MotoGP, Fabio Quartararo: “La Yamaha deve ascoltare le mie linee guida a livello tecnico, nel 2020 troppa incostanza”

Fabio Quartararo si lancia con rinnovata fiducia verso la prossima stagione del Mondiale MotoGP 2021. Il francese, dopo un 2019 da protagonista, e un 2020 davvero deludente, prova a rimettere assieme tutti i cocci che si sono creati al termine di mesi quanto mai complicati, sia a livello mentale, sia pensando al feeling con la propria moto. Dal prossimo anno il nativo di Nizza passerà dal team Petronas a quello ufficiale della Yamaha, con il primo obiettivo di trovare una linea ben chiara a livello di impostazione tecnica della moto.

Nelle ultime giornate si era fatta largo l’idea di uno scambio di idee e dati con Valentino Rossi. La risposta del “Diablo” è ben differente. “Penso che meno persone ci siano e meglio è – puntualizza a motorsport.com –  Quando troppe persone lavorano sullo sviluppo di una moto, si genera confusione. Darò la mia opinione a Yamaha e spero che la ascoltino. Farò tutto il possibile per aiutare a portare la moto in alto, quindi bisogna che Yamaha comprenda che il mio obiettivo principale è di arrivare al top ma anche di poter guidare la moto. Dunque, credo che ci sia bisogno di fare un inverno molto buono, sia da parte mia sia per quanto riguarda il test-team. Questo sarà molto importante perché non si può modificare il motore e si dovrà quindi lavorare su tutte le altre aree”.

Il problema di fondo del 2020 è stata la poca costanza della M1. “Mi preoccupa, perché lo scorso anno abbiamo fatto 19 gare su 19 piste diverse e la moto andava bene ovunque. Quest’anno ne abbiamo fatto 14 su sette circuiti differenti, ma la moto è andata bene su tre o quattro, mentre per il resto era un disastro”.

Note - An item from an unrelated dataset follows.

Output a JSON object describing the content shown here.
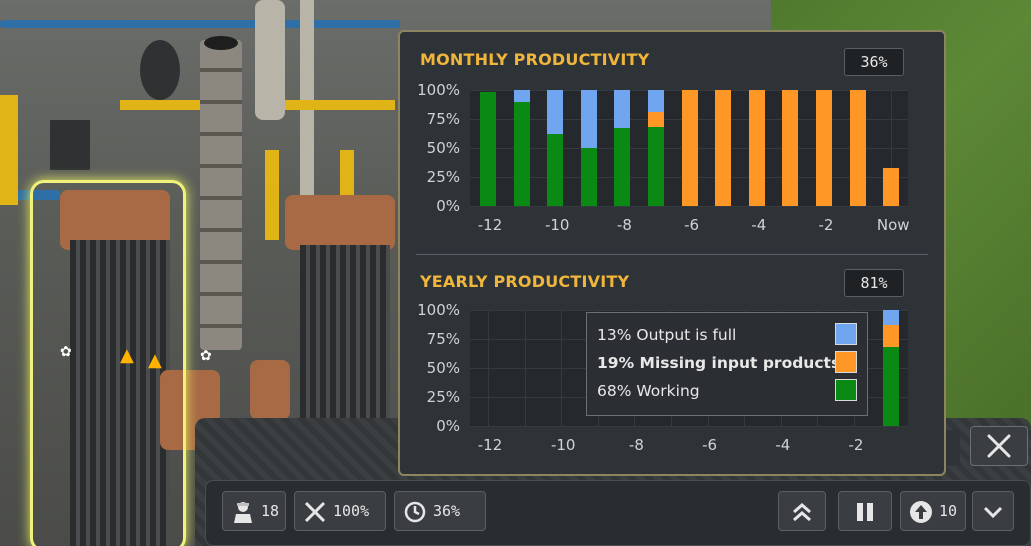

Anche se corre nella classe regina da due soli anni, il francese pretende fiducia. “Non ho molta esperienza in MotoGP, ma penso di sapere chiaramente cosa dire a Yamaha riguardo gli aspetti da migliorare. Credo che bisognerà anche credere in loro. Va bene dire che la moto non è così buona, che devono lavorare, ma bisogna anche credere nel fatto che abbiano fatto delle moto fantastiche in passato. Per me, la scorsa stagione è il migliore esempio, perché è stata la prima. Penso che dobbiamo dare fiducia al team, fornire le nostre idee ed è importante credere al progetto. Quindi credo che sia un vantaggio essere nel team ufficiale. Non vedo l’ora di stare con loro e riunirmi per esprimere le mie idee”.

Ultima battuta con una analisi più generale della situazione in Yamaha. “La moto dell’anno scorso andava veramente bene. Non ho guidato quella del 2016, ma dicevano che andasse forte. Quindi le soluzioni ci sono, bisogna solo capire come progredire nelle aree dove siamo più in difficoltà. Quando si guardano i dati di Franco Morbidelli, è evidente che ci manca qualcosa in curva e con il grip al posteriore. Bisogna lavorare su questo e fare delle analisi. Penso che Yamaha sia molto motivata perché vede che la moto del 2020 era un disastro per tutti nelle ultime gare. Non abbiamo bisogno di dire continuamente che la moto non funziona. Lo vedono e ci lavorano duramente. Troveranno qualcosa e spero che potrà già debuttare nei test, compreso Cal Crutchlow. Spero che siano motivati e pronti ad identificare il problema”.